Description of problem: When running operations that can happen on multiple nodes (like removing an ssh key) it would be good if the error logging was more descriptive in the broker logs or what is reported to the user. Example: rhc sshkey-remove KEY Removing the key 'KEY ... Please sign in to start a new session to BROKER. Password: *********** Application config change did not complete on 1 gear. Please try again and contact support if the issue persists. Version-Release number of selected component (if applicable): How reproducible: very Steps to Reproduce: 1. add an ssh key to an application 2. make /var/lib/openshift read only (re mount the file system) 3. try and remove the ssh key. Actual results: You get the error message above. Expected results: It would be nice to (at a minimum) know what gear this failed on. So you can track this down to a node and investigate further. Since a users ssh keys can be applied to 100's of apps or (a domain) you could have to look at 100's of platform.log to find an error message like: December 11 15:52:10 INFO openshift-agent: request end: action=execute_parallel, requestid=a78e91c665d15f4a9f5e4865f643d880, senderid=BROKER, statuscode=0, data={:output=>[{:tag=>{"op_id"=>"548a03f94ce738f90f000006"}, :gear=>"5436de41536c95f89600002e", :job=>{:cartridge=>"openshift-origin-node", :action=>"authorized-ssh-key-batch-remove", :args=>{"--with-app-uuid"=>"5436de41536c95f89600002e", "--with-app-name"=>"NAME", "--with-expose-ports"=>true, "--with-container-uuid"=>"5436de41536c95f89600002e", "--with-container-name"=>"NAME", "--with-namespace"=>"NAMESPACE", "--with-uid"=>5494, "--with-request-id"=>"021dcedfdede1e9e9cd4e2eede0c9ead", "--with-ssh-keys"=>[{"key"=>KEY", "type"=>"ssh-rsa", "comment"=>"543576784ce7381dd6000001-jalagarslaekey", "content"=>"KEY"}]}}, :result_stdout=>"Read-only file system - /var/lib/openshift/5436de41536c95f89600002e//.ssh/authorized_keys", :result_stderr=>"", :result_exit_code=>1, :result_addtl_params=>nil}], :exitcode=>0} Additional info:
This appears to be the relevant code: https://github.com/openshift/origin-server/blob/06d74092e7c881ff33542e62edc69584266389b5/controller/app/models/pending_app_op_group.rb#L122-L143 Looks like we have the information that we would need in order to log more detailed output on the broker or to return a more detailed error message to the user. I have two questions: • Would providing the gear id to the user as part of the current error message be useful, or would it be better instead to log the error, with the related gear ids, to the broker logs? • Should we provide a full list of gear ids, or cap it to, say, the first 3 gear ids where the operation failed, so you would get something like, "Application config change did not complete on 10 gears: 5436de41536c95f89600002d, 5436de41536c95f89600002e, 5436de41536c95f89600002f, and 7 others."?

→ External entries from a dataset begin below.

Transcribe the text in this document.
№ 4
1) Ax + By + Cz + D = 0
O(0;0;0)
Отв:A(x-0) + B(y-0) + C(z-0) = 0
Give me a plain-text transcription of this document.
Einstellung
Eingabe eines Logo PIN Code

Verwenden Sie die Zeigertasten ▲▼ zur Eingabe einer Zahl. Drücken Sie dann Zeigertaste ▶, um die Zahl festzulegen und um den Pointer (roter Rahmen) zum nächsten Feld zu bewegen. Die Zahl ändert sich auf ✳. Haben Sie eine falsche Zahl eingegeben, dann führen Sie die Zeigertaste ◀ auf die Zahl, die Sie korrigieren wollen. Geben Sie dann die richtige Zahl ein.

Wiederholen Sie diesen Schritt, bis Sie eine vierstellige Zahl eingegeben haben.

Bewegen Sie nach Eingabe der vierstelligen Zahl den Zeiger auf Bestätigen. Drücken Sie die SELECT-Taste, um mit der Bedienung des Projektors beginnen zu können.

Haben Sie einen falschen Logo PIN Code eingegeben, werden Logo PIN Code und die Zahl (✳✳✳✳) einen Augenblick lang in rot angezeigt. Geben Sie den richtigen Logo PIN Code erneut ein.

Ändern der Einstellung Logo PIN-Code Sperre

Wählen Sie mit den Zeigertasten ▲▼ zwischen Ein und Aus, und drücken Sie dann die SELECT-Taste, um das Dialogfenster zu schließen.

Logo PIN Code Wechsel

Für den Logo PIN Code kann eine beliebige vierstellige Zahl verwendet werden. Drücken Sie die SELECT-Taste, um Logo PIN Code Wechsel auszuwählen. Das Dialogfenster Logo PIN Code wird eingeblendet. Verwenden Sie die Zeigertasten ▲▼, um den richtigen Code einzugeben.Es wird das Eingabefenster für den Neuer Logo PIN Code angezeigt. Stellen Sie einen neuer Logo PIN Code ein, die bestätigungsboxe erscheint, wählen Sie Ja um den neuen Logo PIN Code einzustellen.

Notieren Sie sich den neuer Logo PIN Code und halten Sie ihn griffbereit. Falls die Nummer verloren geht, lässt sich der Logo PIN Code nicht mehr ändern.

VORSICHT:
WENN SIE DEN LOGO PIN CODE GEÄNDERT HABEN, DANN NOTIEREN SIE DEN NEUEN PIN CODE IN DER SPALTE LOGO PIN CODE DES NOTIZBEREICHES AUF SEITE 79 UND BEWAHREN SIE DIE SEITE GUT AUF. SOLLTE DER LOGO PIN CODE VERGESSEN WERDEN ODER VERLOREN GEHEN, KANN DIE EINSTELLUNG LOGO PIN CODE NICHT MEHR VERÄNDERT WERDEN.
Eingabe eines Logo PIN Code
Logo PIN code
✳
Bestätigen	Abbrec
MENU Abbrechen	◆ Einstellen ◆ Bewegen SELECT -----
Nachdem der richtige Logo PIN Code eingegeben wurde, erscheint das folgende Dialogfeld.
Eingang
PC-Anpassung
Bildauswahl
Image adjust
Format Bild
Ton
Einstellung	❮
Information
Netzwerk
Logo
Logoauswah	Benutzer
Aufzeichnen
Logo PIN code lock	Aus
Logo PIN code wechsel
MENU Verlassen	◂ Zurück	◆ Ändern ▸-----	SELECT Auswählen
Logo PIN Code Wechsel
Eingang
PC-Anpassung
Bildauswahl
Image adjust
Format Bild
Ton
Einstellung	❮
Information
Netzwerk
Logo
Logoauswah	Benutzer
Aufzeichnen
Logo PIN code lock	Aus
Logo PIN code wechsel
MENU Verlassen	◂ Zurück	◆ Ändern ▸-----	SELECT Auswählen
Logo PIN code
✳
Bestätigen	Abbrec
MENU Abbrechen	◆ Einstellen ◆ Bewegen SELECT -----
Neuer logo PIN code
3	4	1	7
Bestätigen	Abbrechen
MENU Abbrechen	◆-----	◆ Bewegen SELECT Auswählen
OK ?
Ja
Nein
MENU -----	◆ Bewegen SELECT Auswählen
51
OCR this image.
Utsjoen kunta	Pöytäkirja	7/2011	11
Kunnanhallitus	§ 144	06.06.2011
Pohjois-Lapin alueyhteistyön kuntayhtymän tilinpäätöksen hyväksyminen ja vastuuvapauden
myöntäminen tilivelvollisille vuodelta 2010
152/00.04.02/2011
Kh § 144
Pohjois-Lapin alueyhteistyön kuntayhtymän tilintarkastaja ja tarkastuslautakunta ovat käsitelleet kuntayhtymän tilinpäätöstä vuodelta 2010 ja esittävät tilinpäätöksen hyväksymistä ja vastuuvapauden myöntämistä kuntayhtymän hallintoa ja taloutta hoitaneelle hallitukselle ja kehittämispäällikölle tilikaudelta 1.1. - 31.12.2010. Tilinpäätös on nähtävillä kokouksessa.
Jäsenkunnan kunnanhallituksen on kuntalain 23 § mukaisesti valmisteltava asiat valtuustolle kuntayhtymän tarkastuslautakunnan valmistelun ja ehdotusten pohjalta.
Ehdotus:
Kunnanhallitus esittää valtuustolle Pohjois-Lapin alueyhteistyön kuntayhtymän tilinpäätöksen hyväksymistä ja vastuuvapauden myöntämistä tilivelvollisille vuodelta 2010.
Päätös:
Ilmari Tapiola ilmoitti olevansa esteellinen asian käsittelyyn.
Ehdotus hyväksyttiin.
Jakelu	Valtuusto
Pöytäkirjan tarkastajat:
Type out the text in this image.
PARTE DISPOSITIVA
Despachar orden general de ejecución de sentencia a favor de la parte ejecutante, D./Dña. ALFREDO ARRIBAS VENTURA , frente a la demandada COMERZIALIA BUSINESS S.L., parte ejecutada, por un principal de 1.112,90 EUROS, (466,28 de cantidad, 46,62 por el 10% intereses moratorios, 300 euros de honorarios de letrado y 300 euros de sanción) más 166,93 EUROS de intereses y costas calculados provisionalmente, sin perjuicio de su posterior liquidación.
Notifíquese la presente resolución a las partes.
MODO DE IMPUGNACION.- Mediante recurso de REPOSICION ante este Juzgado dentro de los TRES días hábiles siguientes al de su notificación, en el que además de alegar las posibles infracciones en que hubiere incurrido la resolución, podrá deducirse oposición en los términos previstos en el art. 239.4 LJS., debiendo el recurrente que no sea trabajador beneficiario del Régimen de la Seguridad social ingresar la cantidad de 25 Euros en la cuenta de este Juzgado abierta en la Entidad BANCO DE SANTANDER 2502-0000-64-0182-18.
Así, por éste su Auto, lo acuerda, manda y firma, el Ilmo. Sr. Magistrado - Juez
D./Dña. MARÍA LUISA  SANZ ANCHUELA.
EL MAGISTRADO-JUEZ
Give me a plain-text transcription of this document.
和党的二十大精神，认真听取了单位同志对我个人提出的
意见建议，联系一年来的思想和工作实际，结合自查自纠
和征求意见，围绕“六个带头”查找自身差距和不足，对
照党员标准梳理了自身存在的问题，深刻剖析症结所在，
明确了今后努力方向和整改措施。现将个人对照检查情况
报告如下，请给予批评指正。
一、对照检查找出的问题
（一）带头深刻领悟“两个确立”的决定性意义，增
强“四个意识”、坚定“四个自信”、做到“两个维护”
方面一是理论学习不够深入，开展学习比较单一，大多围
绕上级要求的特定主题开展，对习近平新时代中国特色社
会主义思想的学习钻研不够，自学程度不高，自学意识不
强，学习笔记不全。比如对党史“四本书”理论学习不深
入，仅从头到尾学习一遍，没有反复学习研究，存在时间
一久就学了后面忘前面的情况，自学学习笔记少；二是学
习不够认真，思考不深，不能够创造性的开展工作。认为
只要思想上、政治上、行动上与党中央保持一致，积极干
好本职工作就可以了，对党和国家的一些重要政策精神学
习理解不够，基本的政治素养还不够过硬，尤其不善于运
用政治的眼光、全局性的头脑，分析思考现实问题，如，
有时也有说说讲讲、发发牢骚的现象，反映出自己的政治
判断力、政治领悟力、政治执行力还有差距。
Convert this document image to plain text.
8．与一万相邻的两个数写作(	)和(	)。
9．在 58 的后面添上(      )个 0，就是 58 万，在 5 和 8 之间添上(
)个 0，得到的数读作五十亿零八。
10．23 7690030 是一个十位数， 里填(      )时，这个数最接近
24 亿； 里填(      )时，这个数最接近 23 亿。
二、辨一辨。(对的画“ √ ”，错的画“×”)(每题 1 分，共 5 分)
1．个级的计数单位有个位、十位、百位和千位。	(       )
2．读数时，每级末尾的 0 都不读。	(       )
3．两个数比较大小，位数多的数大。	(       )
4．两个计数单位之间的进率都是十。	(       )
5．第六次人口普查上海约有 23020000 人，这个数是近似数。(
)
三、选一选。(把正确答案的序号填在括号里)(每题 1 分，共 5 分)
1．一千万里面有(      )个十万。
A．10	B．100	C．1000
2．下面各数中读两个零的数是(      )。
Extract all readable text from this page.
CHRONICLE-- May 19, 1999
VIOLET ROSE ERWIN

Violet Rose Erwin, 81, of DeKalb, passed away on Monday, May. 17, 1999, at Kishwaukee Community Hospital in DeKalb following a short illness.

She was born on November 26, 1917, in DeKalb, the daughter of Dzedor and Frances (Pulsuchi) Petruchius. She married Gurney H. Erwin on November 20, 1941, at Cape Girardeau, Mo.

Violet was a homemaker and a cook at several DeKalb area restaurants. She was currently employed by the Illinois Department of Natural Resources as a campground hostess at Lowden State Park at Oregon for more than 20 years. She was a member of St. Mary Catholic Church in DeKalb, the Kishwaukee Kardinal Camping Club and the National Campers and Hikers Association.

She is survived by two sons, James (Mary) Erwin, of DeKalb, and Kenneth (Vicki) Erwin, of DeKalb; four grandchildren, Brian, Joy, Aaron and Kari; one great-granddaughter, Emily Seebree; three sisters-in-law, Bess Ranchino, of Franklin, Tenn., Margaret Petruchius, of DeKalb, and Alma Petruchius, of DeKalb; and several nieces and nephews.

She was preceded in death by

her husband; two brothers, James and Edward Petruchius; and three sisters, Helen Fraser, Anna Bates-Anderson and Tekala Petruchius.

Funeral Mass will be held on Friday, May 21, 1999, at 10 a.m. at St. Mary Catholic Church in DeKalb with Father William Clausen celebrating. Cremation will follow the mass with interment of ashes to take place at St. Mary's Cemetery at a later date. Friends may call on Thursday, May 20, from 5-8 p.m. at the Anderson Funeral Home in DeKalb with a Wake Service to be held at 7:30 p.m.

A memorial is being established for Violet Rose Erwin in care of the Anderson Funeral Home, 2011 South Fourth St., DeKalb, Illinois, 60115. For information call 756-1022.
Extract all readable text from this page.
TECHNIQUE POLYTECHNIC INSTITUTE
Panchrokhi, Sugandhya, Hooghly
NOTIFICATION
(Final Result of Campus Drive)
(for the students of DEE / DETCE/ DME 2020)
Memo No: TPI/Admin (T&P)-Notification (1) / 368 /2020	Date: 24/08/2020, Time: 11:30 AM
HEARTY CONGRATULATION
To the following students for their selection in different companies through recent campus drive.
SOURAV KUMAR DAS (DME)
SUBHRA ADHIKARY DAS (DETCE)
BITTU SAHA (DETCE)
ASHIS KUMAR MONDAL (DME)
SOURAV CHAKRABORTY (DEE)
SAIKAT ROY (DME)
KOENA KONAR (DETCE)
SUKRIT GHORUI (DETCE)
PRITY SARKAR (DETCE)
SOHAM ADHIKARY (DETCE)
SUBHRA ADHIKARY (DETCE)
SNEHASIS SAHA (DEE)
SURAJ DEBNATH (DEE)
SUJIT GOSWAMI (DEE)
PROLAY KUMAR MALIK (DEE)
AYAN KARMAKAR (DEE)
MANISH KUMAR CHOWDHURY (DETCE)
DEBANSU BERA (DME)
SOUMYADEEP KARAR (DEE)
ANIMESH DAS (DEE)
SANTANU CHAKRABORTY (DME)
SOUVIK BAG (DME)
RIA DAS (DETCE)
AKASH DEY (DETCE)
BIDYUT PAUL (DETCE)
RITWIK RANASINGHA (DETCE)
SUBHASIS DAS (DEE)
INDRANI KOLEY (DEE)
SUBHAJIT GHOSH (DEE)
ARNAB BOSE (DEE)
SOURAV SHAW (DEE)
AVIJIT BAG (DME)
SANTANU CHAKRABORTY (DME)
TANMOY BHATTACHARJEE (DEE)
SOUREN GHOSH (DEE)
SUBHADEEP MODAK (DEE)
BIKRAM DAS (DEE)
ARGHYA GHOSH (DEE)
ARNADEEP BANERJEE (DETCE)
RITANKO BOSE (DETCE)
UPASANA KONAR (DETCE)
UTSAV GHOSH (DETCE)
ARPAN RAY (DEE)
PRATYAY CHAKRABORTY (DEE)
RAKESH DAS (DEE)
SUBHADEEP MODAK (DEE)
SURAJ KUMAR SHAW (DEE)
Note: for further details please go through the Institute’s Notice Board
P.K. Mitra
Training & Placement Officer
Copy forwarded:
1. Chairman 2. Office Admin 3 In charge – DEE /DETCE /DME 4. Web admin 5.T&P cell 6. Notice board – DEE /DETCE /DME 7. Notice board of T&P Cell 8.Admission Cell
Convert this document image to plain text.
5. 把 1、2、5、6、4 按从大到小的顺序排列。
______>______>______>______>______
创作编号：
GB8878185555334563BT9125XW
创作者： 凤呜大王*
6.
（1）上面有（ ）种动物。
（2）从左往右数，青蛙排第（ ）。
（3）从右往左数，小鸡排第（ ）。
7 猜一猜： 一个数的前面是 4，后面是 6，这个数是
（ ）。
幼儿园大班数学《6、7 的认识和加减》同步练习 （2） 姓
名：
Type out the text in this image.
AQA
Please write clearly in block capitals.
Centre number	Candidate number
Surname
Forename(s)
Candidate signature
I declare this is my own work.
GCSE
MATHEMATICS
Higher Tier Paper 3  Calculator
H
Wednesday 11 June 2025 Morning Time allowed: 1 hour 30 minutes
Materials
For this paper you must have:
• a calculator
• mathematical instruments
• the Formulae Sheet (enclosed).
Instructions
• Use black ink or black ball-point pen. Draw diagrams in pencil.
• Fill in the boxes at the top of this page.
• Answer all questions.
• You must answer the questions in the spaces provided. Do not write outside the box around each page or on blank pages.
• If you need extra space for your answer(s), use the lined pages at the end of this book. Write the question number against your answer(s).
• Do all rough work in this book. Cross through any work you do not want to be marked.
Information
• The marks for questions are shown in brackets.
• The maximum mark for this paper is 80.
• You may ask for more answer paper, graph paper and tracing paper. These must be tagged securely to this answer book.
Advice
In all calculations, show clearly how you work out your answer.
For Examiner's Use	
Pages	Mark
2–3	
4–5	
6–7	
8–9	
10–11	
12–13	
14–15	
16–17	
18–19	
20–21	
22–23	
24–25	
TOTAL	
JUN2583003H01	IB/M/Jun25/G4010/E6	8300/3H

(In reply to Miciah Dashiel Butler Masters from comment #5) > • Would providing the gear id to the user as part of the current error > message be useful, or would it be better instead to log the error, with the > related gear ids, to the broker logs? > > • Should we provide a full list of gear ids, or cap it to, say, the first 3 > gear ids where the operation failed, so you would get something like, > "Application config change did not complete on 10 gears: > 5436de41536c95f89600002d, 5436de41536c95f89600002e, > 5436de41536c95f89600002f, and 7 others."? The issue here is that the following message to the user's is not descriptive enough to explain why the operation can not be completed. > Application config change did not complete on 1 gear. Please try again and contact support if the issue persists. In looking at the logs from the perspective of an "administrator" it clear why this happens. > result_stdout=>"Read-only file system - /var/lib/openshift/5436de41536c95f89600002e//.ssh/authorized_keys", :result_stderr=>"", :result_exit_code=>1, :result_addtl_params=>nil}], :exitcode=>0} However the issue is finding out what node this issue occurs on. > It would be nice to (at a minimum) know what gear this failed on. So you can track this down to a node and investigate further. I can use tools like `oo-app-info` to get a complete list of nodes for the application, however based on the error message: > Application config change did not complete on 1 gear. Please try again and contact support if the issue persists. I don't know where the issue occurred. The key here is knowing what node the failure happened on, and not what gear's are failing. It might be possible to report on the RequestID like we do with other messages because then at least grep for the operation id that failed, in the sub-set of nodes we know that houses the application (not a complete fix for this request, but its something). > requestid=a78e91c665d15f4a9f5e4865f643d880, senderid=BROKER The other option is to "over" share what node (hostname) the failure happens on.